A report from Rest Of World this week highlighted a fairly predictable outcome of backing off moderation policies as X has done under Elon Musk’s leadership: scams become more prevalent. In this case, sextortion scams targeting prominent Chinese figures on the platform.
So here we are, stuck between platforms that can’t be trusted to moderate particularly well and the free-for-all of the internet that can’t be trusted at all.
Is it good news that OpenAI thinks ChatGPT will soon be able to moderate on social sites?
Teb’s Tidbits
Ben Evans write a thoughtful piece on the state of Generative AI and copyright.
I like the piece, but he gets something important wrong when he claims generative models never store the training data. Researchers have been able to prompt LLMs to produce exact replicas of lengthy passages from books, and Getty Images is currently suing Stability AI for their model that produced exact replicas of copy protected images. This implies that these systems do store training data, albeit in an obfuscated and compressed way within their internal parameters. This fact is important in the copyright discussion, since consumption by an ML system is not always “transformative” in the legal sense.
An argument that the UK’s recently unveiled plans to change their surveillance rules would violate international law.
Meta released Llama Code, an LLM designed specifically to write computer programs.
A fantastic and grounded risk assessment of self driving cars in IEEE Spectrum.
And a pleasant surprise: Apple has come out in favor of California’s Right to Repair Act.
Answers To The News Quiz
Accidentally capturing pieces of text that aren’t part of the article, such as advertisements, image captions, pull quotes, embedded links to other articles, etc.
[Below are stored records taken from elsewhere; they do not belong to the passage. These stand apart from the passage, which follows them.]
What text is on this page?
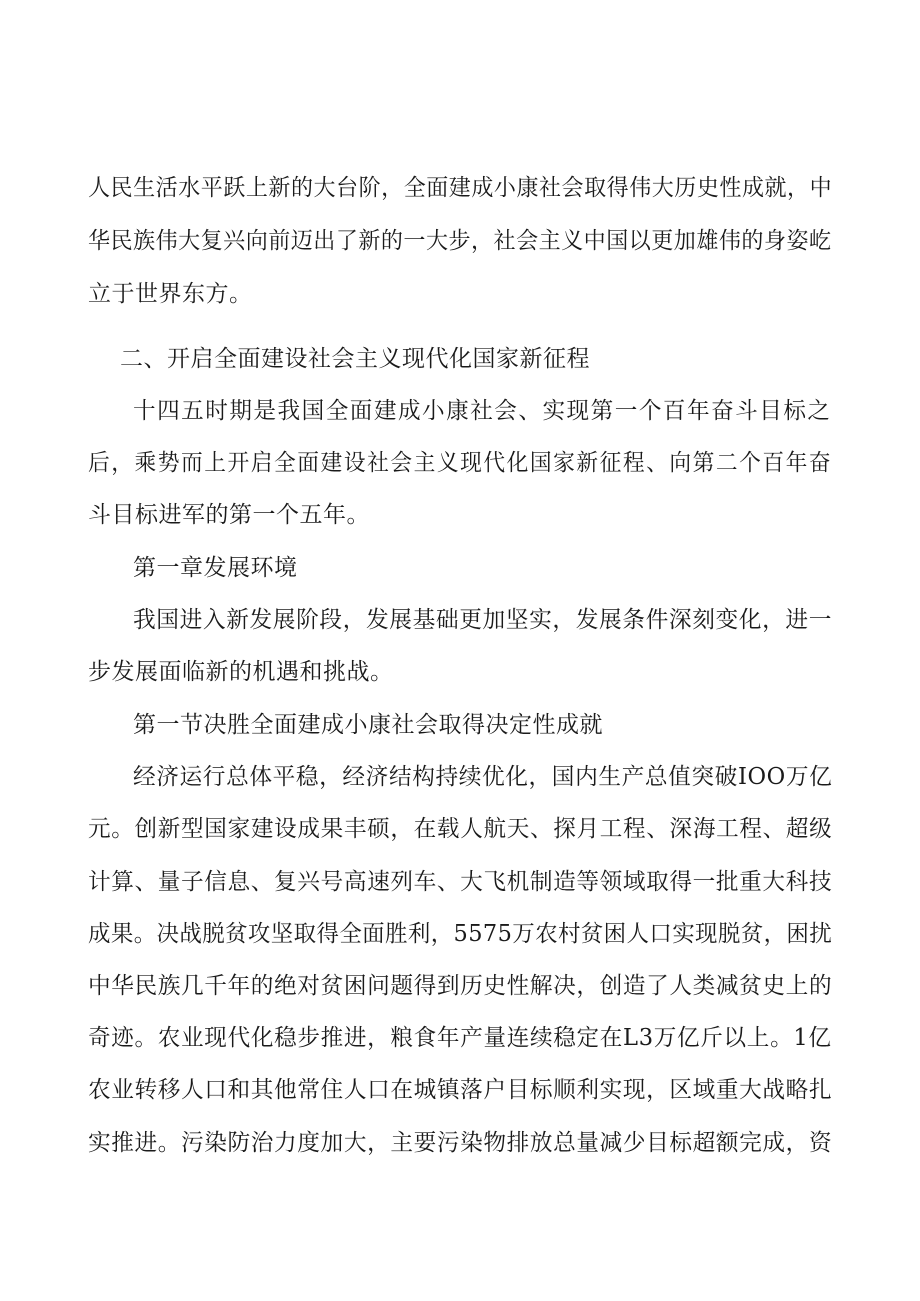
人民生活水平跃上新的大台阶，全面建成小康社会取得伟大历史性成就，中
华民族伟大复兴向前迈出了新的一大步，社会主义中国以更加雄伟的身姿屹
立于世界东方。
二、开启全面建设社会主义现代化国家新征程
十四五时期是我国全面建成小康社会、实现第一个百年奋斗目标之
后，乘势而上开启全面建设社会主义现代化国家新征程、向第二个百年奋
斗目标进军的第一个五年。
第一章发展环境
我国进入新发展阶段，发展基础更加坚实，发展条件深刻变化，进一
步发展面临新的机遇和挑战。
第一节决胜全面建成小康社会取得决定性成就
经济运行总体平稳，经济结构持续优化，国内生产总值突破IOO万亿
元。创新型国家建设成果丰硕，在载人航天、探月工程、深海工程、超级
计算、量子信息、复兴号高速列车、大飞机制造等领域取得一批重大科技
成果。决战脱贫攻坚取得全面胜利，5575万农村贫困人口实现脱贫，困扰
中华民族几千年的绝对贫困问题得到历史性解决，创造了人类减贫史上的
奇迹。农业现代化稳步推进，粮食年产量连续稳定在L3万亿斤以上。1亿
农业转移人口和其他常住人口在城镇落户目标顺利实现，区域重大战略扎
实推进。污染防治力度加大，主要污染物排放总量减少目标超额完成，资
High Risk: if the training data ends up with lots of incongruent articles with random advertising tidbits interspersed with the real text, this could definitely degrade model performance. Cleaning up the scraped text to remove these errors would be worth the hard work.
Pulling in native advertising content.
Low Risk: Native advertising is still a perfectly legitimate use of language even if it’s not particularly high-brow.
Pulling in articles that were themselves written by an LLM.
High Risk: It’s well established that training LLMs on text created by LLMs degrades model performance. Making matters worse current methods for discerning if a particular article is AI generated are not reliable at all.
Consuming articles with factual errors before they’ve been corrected.
Low Risk: LLM’s ‘hallucinate’ all the time, even if they’ve been trained exclusively on factually accurate data. LLM’s learn to recreate patterns in writing mostly related to word order, not specific facts from pieces of writing.
Incorporating copyright protected content into your training data.
Medium to High Risk: Depending on the outcome of some pending lawsuits this might end up being a very big risk or something that can be easily addressed with a license agreement, royalty scheme, or something similar.
Increased cost incurred from the actual process of scraping the data.
Low Risk: scraping is generally cheap and easy to perform.